Talks with Cox: A culture of competition

Gracie Cox, Editor-in-Chief

I have gone to schools in the LOSD for my entire academic career. From Forest Hills (Go Falcons!) to three painfully awkward years at LOJ and finally landing at LOHS, I’ve been a proud LO student through and through. That being said, despite the surplus of opportunities and high quality of education offered at LO, we as a district have a big issue. The elephant in the room has only grown as the years have passed, and I don’t see it stopping anytime soon. This problem is over-competitiveness, and it has made my life a living hell, especially as a junior.

If you haven’t gathered yet, this is going to be a serious one. So, buckle up, put your big boy pants on and listen to me rant for a good little while. Doesn’t that sound fun?

I first noticed LO’s “competition culture” back in elementary school at Forest Hills. I vividly remember panicking over taking those timed basic addition, subtraction and multiplication tests on cream-colored half-sheets of paper. Now I’ve always been an anxious person, but these tests brought me to my limit. My math teacher firmly believed in the educational powers of these tests and publicly shamed and took away recess time from students who didn’t receive a certain score. I have never been an especially gifted mathematician, but I was proficient, except for when it came to these tests. I would see my teacher start the timer and immediately forget how to do basic math skills that I knew perfectly well until that moment. I spent far too many recesses stuck inside the classroom, feeling ashamed of myself for never living up to my teacher or the school’s standards, and eventually begged my mother for a math tutor in order to stop embarrassing myself. As much as I hate to admit it, my teacher’s tactics worked. They were harmful to my self-esteem and those of many others, but I’ll never forget my times tables again.

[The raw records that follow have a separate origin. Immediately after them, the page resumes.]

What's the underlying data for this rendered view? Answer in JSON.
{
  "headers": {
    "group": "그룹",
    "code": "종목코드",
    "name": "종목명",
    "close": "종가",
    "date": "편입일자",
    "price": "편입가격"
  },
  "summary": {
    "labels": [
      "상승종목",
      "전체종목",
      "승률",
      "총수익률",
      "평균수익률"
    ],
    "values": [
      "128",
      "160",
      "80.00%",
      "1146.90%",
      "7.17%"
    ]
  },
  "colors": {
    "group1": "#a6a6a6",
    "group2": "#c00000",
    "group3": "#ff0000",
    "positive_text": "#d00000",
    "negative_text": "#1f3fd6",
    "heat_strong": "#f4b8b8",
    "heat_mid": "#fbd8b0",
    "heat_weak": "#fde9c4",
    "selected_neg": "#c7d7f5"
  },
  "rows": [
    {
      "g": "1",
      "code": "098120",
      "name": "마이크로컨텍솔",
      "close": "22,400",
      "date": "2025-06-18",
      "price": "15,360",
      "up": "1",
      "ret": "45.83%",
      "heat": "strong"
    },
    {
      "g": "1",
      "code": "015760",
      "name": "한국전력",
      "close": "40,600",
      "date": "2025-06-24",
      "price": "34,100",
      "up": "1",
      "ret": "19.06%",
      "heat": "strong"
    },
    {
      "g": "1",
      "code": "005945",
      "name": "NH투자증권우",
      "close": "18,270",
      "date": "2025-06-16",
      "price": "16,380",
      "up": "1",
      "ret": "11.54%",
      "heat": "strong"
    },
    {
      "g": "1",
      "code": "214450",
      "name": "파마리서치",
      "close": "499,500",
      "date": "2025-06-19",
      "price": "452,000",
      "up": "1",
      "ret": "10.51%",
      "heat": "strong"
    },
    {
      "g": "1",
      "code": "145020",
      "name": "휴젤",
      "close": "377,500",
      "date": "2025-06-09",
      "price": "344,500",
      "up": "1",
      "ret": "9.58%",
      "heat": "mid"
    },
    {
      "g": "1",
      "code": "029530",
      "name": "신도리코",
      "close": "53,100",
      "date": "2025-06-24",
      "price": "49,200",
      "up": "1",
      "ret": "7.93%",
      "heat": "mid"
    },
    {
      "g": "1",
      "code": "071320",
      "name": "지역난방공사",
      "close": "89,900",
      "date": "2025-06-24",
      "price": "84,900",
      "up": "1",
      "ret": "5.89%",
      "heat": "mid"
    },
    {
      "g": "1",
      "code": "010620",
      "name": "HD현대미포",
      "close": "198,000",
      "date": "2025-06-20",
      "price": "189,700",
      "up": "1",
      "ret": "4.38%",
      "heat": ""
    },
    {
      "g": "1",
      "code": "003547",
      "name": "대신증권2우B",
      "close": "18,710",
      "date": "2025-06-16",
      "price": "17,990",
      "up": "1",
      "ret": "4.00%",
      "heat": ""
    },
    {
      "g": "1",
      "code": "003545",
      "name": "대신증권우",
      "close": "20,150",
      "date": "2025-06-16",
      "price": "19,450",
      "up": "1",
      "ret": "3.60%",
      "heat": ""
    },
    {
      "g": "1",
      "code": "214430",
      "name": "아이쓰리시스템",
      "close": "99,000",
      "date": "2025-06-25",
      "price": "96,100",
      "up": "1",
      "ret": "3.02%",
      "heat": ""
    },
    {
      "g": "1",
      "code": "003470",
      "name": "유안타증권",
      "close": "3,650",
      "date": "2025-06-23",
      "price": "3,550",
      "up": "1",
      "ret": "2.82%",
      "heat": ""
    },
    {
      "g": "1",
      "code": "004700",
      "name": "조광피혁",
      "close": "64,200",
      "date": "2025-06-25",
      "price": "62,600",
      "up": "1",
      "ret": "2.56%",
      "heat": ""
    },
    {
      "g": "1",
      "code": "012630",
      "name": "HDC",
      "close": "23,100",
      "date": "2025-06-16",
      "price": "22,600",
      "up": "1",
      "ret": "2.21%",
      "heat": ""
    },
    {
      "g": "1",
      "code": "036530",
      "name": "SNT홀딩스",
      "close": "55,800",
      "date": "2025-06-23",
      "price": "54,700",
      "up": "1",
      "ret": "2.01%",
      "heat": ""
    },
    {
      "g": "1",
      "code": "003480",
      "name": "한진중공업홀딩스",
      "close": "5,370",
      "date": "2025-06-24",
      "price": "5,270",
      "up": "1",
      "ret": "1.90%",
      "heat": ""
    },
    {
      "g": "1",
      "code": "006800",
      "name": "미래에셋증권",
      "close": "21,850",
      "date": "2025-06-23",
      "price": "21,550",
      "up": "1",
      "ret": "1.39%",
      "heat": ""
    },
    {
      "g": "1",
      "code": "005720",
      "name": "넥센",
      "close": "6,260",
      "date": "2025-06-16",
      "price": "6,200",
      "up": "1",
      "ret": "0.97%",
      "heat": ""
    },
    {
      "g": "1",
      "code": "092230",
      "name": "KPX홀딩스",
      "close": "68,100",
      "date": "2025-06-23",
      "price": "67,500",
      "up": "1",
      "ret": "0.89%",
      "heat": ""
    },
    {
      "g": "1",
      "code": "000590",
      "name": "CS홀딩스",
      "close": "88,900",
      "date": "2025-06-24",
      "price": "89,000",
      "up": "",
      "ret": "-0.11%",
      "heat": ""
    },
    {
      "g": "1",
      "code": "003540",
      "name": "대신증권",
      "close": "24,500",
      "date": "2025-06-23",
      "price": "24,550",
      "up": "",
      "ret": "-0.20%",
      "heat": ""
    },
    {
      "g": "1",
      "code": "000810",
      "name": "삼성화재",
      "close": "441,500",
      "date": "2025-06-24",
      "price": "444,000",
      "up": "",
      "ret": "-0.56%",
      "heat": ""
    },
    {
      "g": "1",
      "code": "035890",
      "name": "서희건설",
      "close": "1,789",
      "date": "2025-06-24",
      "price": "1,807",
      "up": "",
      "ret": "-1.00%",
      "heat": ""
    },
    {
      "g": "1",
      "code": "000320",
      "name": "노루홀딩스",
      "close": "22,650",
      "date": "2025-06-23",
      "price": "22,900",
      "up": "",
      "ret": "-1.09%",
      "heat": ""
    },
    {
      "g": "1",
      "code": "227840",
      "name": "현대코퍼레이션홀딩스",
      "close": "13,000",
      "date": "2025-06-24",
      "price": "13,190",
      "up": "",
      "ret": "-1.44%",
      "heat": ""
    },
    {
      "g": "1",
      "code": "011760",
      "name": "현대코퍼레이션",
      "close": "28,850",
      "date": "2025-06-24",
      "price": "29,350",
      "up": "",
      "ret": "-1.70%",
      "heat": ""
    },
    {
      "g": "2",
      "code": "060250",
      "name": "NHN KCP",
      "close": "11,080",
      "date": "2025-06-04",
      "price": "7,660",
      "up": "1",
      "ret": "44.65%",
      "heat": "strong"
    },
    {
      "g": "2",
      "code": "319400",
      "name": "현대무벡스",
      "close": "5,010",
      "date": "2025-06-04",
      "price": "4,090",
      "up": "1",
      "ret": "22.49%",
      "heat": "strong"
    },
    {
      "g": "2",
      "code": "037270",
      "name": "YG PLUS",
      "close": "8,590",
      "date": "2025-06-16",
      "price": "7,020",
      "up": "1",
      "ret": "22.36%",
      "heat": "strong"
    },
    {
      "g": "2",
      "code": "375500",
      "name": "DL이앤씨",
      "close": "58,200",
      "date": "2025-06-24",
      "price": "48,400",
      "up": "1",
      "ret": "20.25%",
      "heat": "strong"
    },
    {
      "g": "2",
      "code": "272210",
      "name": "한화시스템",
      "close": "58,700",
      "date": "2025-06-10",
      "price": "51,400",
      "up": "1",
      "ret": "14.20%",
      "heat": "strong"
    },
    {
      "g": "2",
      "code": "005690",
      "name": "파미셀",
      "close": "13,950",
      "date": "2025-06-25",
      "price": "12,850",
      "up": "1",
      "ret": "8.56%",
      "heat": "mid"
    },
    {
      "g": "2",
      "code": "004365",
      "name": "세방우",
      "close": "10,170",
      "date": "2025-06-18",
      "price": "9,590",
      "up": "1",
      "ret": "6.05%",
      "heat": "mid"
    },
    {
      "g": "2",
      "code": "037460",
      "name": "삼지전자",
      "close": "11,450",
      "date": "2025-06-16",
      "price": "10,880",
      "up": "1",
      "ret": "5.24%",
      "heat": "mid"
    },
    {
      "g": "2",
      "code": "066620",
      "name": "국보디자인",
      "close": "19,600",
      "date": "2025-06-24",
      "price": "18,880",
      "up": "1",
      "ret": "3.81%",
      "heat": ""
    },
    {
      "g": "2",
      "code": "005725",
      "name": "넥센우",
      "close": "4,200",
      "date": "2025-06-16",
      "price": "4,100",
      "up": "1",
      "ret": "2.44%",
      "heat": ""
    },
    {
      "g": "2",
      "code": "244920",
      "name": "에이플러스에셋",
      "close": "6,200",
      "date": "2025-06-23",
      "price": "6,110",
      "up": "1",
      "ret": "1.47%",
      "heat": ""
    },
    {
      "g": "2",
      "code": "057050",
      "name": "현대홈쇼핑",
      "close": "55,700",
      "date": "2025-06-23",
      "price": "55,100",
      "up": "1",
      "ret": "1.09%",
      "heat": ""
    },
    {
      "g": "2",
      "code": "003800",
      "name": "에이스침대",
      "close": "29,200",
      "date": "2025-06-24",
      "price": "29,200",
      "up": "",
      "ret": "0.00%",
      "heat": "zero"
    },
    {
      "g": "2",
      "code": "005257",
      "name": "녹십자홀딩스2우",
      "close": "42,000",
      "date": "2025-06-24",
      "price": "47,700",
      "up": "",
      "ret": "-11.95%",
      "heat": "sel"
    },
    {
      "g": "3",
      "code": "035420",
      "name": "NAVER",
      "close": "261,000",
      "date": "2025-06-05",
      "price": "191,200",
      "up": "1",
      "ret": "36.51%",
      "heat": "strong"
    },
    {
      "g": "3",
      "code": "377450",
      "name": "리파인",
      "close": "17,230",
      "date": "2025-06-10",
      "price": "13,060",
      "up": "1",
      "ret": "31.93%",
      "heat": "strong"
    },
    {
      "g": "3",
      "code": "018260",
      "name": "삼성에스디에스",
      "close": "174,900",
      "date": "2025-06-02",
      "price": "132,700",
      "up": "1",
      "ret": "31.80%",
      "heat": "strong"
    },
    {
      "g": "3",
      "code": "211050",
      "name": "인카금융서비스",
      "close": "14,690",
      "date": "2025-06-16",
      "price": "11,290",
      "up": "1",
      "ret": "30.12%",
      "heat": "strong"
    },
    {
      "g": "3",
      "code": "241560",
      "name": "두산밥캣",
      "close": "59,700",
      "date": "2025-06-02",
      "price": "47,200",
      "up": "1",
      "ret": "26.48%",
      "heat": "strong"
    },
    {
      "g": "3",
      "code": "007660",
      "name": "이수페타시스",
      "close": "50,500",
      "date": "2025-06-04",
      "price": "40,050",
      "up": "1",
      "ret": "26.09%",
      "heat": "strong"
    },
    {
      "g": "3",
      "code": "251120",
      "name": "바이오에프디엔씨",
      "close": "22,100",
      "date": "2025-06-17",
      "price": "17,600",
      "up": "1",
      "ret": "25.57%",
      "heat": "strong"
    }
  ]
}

Ever since I started school, I’ve had a difficult time not comparing myself to fellow students. However, my high standards for myself did not magically appear. They were fostered, if not born from the pressures of going to school in LO. From the days of 1st and 2nd grade, myself and my classmates would simply not shut up about how intelligent they were, how quickly they could do math and how many words they could spell. This egotistical, academically obsessed nature has only morphed into a worse version in high school. Instead of boasting about how many words-per-minute we achieved while doing typing practice in the computer lab, we now pretend that we do terribly on tests when everyone knows that you got an 85 and won’t stop talking about just how poorly you did. Open your eyes, a B is not something to cry over.

But as much as you can fault students for contributing to our pressure problem, teachers are just as much if not more responsible. They feed into the issue without recognizing or caring for the most part, but we all know it’s the impact of our actions that matters and not the intent. Many teachers for as long as I can remember have had high expectations for their students, and haven’t cared to refrain from expressing their extreme disappointment with students who do not perform to their liking. I don’t think this is done so consciously for the majority of the time, but it’s certainly noticeable. As students, we see the difference between the way you speak to high achievers compared to how you address the mediocre. We see the kids that you pick on versus the ones that you praise. And in some incidents, we see you outright verbally compare students in a classroom. Not only is this unprofessional, but it is extremely hurtful and discouraging to those that aren’t on your “good side.”

Now, before I get blasted for it and called a communist or a lily-livered snowflake, I don’t think that competition or pressure or expectations are all bad. If competition is healthy and expectations are reasonable, then I’m all for them. But, the issue is that our levels of pressure are off the charts and our priorities are out of whack. The number of students struggling with their mental health and workload is astounding. As a school, it is unreasonable for the majority of your student body to be this stressed and this discontent with our lives, ourselves, and our individual performances. It’s disheartening to see my classmates struggle as they are now, and all I ask is for an attempt to change.

Simply put, we need to be more accepting of so-called mediocrity. Getting imperfect grades and imperfect test scores needs to be seen as ok. Every student at this school is intelligent and deserving of respect in their own way, even if for some it is not as obvious as others. It is ridiculous to hold ourselves to expectations that we will never be able to meet, and I think we need to lower them. I’m just as guilty as the next LO student when it comes to overvaluing grades and performance and judging myself and the people around for things that truly do not matter. This problem, considering its prevalence, seems impossible to address. But, my solution is simple. Embrace our mediocrity. Embrace our flaws. Did I get a 60% on the Physics test? Why yes, I did. And I’m not ashamed of it. As a human being and as an adolescent, I am not perfect. I seek to accept myself for who I am and the multitude of flaws that make up myself as a person. I ask that LO, even if just for a moment, forces itself to do the same.